Hujan salju tampak cantik malam ini. Titik-titik putih terhampar di seluruh kawasan Adelaide Hills, Australia Selatan. Hana tampak menikmati pemandangan indah hujan salju di musim dingin yang hanya terjadi dalam kurun waktu dua bulan, yakni Juni hingga Agustus di benua kangguru itu.
Di pinggir balkon, dia menumpukan setengah tubuhnya sembari melipat tangan di dada. Pintu geser di belakangnya tiba-tiba terbuka, seorang pria mendekat dengan selimut wol yang disampirkannya di bahu Hana.
"Kamu gak kedinginan? Apa di Korea hujan saljunya lebih cantik dari ini?" Serobot tanya dilontarkan pria itu.
Dia Rey. Anak sulung Kevin, tangan kanan Daddynya Hana.
Hana menoleh dan tersenyum sekilas pada Kevin yang balas menatap sendu dirinya.
"Hujan salju selalu cantik bagi aku Kak. Mau di mana pun itu," sahut Hana datar seperti biasa.
Terakhir kali Rey bertemu Hana adalah di waktu-waktu gadis itu terpuruk luar biasa. Ekspresinya sedatar marmer, sedingin porselen kendati sorot matanya tampak kosong. Seperti tidak ada kehidupan.
Kini, Rey kembali bertemu dengan Hana. Lebih tepatnya, ia menerima kabar kalau gadis itu kembali bersedih dari Ayahnya. Lantas, tanpa pikir panjang, ia meminta Ayahnya untuk menyampaikan kepada Hana kalau resort yang ia kelola sendiri di kawasan Adelaide Hills memiliki kamar kosong.
Hana menerimanya lantas dua hari kemudian, Rey menjemput gadis itu di Bandara Internasional Adelaide. Setelah pelukan hangat dan kecupan rindu di kedua pipinya yang bersemu merah, Hana meminta Rey memusnahkan ponselnya.
"Terserah mau Kakak bakar, mau kakak buang di laut atau ceburin ke sumur, aku gak mau liat hp itu lagi," pinta Hana waktu itu.
Namun, sampai sekarang ponsel tersebut masih aman berada di kotak penyimpanan di kamar Rey.

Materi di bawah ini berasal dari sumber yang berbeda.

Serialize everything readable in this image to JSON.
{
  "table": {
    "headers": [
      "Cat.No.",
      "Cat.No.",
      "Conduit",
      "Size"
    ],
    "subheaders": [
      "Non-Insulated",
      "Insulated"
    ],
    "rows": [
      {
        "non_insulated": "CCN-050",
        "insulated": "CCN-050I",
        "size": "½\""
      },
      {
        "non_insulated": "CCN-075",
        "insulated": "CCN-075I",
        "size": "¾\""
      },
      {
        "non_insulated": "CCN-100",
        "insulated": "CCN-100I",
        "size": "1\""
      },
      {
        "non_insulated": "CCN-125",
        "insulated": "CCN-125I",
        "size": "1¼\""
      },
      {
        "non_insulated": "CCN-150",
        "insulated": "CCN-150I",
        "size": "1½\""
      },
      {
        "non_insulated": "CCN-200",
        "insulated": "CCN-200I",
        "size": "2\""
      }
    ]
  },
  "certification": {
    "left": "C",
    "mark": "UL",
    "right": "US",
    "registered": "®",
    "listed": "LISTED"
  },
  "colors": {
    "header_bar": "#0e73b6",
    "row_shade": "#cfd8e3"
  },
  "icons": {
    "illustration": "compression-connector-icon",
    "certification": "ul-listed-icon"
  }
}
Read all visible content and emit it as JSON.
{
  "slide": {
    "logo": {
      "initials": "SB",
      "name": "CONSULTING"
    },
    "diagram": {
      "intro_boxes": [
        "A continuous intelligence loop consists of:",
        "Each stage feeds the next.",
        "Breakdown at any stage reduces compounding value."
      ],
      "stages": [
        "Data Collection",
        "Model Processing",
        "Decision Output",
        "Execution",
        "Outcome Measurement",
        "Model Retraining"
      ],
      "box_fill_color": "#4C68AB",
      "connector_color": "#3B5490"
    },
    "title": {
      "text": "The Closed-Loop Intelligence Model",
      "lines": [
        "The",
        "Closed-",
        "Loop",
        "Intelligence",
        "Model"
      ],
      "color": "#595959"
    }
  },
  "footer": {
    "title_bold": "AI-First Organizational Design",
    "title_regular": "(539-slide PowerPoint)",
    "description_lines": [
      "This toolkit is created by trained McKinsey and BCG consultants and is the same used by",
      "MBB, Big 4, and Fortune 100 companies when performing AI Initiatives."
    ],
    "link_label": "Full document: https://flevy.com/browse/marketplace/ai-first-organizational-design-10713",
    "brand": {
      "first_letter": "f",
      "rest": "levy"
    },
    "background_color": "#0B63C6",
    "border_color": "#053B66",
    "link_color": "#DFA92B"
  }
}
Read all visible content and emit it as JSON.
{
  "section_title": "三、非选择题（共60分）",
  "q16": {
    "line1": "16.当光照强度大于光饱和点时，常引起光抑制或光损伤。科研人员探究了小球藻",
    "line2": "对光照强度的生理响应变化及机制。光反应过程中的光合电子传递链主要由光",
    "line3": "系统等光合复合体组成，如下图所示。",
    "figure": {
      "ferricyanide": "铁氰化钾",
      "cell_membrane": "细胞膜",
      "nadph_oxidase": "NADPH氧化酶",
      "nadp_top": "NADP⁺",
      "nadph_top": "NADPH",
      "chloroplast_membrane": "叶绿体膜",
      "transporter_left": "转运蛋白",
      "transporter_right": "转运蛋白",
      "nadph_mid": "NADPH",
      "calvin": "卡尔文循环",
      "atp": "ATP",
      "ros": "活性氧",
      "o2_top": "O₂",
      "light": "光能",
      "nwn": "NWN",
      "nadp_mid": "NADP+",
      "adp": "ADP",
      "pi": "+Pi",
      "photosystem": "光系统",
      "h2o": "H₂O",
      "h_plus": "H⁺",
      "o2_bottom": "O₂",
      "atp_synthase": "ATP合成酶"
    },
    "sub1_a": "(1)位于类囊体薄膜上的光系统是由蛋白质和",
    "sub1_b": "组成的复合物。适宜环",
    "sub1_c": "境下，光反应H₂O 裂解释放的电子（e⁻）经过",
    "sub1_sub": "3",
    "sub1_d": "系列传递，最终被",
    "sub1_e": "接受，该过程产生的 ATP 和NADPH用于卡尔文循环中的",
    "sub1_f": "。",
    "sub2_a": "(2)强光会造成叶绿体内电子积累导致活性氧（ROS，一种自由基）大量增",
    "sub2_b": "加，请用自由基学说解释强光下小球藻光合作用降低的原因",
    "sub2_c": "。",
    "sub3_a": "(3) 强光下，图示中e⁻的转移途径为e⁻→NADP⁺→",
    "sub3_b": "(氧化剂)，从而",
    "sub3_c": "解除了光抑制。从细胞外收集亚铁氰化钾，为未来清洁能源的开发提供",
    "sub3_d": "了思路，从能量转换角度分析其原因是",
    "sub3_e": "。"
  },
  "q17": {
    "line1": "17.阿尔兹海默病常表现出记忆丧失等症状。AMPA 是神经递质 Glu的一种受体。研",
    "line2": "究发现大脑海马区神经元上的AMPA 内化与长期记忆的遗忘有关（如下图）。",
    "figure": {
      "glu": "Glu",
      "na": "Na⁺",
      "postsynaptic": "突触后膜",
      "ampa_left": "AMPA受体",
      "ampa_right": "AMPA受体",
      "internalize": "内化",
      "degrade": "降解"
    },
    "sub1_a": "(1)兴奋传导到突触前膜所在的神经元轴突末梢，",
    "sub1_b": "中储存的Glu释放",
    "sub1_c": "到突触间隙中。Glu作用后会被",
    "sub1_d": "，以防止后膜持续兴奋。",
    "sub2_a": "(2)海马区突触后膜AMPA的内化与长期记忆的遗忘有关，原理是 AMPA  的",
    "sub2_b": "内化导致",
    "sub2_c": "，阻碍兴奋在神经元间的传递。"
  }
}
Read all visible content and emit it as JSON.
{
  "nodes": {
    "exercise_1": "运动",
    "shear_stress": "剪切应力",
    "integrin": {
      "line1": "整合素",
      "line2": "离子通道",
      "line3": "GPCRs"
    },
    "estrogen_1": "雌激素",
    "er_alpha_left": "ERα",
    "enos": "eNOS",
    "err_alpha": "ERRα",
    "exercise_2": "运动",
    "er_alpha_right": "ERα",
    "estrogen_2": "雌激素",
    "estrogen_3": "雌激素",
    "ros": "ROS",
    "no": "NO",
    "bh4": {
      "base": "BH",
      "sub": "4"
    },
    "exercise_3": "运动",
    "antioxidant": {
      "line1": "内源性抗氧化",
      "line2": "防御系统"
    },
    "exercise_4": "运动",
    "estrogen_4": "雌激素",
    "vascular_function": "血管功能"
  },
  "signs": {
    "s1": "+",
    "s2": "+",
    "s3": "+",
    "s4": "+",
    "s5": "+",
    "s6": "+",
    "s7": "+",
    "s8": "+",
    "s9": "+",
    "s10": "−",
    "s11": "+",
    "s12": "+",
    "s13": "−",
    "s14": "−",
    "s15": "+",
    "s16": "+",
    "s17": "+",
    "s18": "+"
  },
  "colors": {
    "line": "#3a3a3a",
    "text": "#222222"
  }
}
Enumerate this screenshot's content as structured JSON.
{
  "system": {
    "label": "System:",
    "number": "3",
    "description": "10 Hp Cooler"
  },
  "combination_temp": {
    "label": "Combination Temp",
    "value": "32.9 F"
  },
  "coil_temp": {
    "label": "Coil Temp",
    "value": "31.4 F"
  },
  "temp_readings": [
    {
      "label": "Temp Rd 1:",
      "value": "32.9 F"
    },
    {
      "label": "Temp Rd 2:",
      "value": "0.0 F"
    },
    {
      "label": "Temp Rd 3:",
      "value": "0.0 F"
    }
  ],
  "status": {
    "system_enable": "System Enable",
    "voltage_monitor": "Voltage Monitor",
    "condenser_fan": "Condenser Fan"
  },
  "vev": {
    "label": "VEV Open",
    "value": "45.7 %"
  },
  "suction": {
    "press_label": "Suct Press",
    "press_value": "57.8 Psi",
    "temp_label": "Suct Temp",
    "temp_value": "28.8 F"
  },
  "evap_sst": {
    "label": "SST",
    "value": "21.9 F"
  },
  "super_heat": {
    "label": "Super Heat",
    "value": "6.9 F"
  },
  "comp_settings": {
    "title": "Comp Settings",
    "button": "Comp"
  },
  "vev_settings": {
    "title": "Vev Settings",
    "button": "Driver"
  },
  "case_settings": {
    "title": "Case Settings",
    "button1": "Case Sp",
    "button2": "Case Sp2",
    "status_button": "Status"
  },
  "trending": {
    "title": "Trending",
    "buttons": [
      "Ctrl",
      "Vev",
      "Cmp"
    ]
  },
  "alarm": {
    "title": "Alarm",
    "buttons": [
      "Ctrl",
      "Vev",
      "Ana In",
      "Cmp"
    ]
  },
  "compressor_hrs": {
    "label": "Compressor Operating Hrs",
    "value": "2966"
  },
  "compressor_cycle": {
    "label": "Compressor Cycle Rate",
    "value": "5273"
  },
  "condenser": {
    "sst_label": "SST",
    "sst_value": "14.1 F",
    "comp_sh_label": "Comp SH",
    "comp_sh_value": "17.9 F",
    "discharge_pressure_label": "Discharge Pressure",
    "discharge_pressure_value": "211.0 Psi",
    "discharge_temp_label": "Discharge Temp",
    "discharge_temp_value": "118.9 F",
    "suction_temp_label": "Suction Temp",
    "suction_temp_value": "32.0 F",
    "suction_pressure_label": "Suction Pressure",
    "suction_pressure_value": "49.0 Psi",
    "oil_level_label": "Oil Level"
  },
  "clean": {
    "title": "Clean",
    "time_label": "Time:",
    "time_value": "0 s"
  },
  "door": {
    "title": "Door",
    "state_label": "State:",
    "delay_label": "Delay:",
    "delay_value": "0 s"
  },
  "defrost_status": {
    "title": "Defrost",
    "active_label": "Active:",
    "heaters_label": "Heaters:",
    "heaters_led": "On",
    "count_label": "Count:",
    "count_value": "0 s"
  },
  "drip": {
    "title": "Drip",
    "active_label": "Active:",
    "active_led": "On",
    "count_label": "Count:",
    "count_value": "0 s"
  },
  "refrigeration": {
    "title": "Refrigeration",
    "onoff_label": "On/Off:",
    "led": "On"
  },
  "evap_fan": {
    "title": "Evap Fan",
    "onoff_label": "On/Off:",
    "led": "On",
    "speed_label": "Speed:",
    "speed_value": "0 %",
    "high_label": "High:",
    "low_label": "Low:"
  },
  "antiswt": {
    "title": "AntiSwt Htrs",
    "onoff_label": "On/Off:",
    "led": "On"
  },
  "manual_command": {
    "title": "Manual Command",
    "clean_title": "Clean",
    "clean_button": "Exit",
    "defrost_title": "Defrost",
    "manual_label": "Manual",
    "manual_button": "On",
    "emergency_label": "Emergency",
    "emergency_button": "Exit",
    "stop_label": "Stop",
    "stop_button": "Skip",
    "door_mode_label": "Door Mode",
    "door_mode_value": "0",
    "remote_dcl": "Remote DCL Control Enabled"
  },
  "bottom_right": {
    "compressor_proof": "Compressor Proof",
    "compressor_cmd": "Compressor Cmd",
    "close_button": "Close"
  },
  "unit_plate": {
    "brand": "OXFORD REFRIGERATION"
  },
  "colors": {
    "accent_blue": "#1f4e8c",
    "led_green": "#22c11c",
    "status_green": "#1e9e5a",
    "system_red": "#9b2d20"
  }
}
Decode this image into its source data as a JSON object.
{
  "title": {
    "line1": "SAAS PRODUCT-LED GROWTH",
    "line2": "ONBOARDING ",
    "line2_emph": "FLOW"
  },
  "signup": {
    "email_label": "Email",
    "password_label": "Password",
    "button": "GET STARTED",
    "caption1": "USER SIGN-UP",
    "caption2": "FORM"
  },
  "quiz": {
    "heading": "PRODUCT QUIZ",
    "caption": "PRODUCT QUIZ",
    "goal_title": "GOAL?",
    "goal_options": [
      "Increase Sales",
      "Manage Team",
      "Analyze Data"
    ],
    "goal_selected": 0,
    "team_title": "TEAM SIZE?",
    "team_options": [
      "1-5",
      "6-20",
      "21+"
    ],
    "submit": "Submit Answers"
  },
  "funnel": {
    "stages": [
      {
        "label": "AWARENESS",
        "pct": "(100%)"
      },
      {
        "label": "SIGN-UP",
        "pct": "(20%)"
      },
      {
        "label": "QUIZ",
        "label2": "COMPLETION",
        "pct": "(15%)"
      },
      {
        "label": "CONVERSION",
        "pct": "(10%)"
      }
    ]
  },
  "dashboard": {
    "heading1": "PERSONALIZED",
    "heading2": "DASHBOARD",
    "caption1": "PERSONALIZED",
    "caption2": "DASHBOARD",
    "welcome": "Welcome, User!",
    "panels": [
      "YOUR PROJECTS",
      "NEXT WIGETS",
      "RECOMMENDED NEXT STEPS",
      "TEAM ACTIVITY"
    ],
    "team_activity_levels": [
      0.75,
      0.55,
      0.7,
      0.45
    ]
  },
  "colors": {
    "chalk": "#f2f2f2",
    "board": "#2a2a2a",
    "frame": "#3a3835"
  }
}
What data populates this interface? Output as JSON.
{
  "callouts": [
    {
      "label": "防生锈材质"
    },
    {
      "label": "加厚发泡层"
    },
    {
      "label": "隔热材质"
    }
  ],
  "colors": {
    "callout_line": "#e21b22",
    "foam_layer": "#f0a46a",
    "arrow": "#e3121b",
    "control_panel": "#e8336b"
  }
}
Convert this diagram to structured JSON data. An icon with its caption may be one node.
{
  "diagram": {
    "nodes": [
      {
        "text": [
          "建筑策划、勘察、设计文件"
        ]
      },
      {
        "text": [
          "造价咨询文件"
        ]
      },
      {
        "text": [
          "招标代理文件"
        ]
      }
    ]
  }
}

Ponsel itu pasti memiliki banyak kenangan untuk Hana, tidak boleh asal dibuang begitu saja. Kendati Rey mengiyakan permintaan Hana untuk memusnahkan ponselnya.
"Mau coklat panas gak?" tawar Rey setelah hening beberapa saat.
"Mau, tapi aku juga mau roti bakar," balas Hana menampilkan cengiran di wajahnya.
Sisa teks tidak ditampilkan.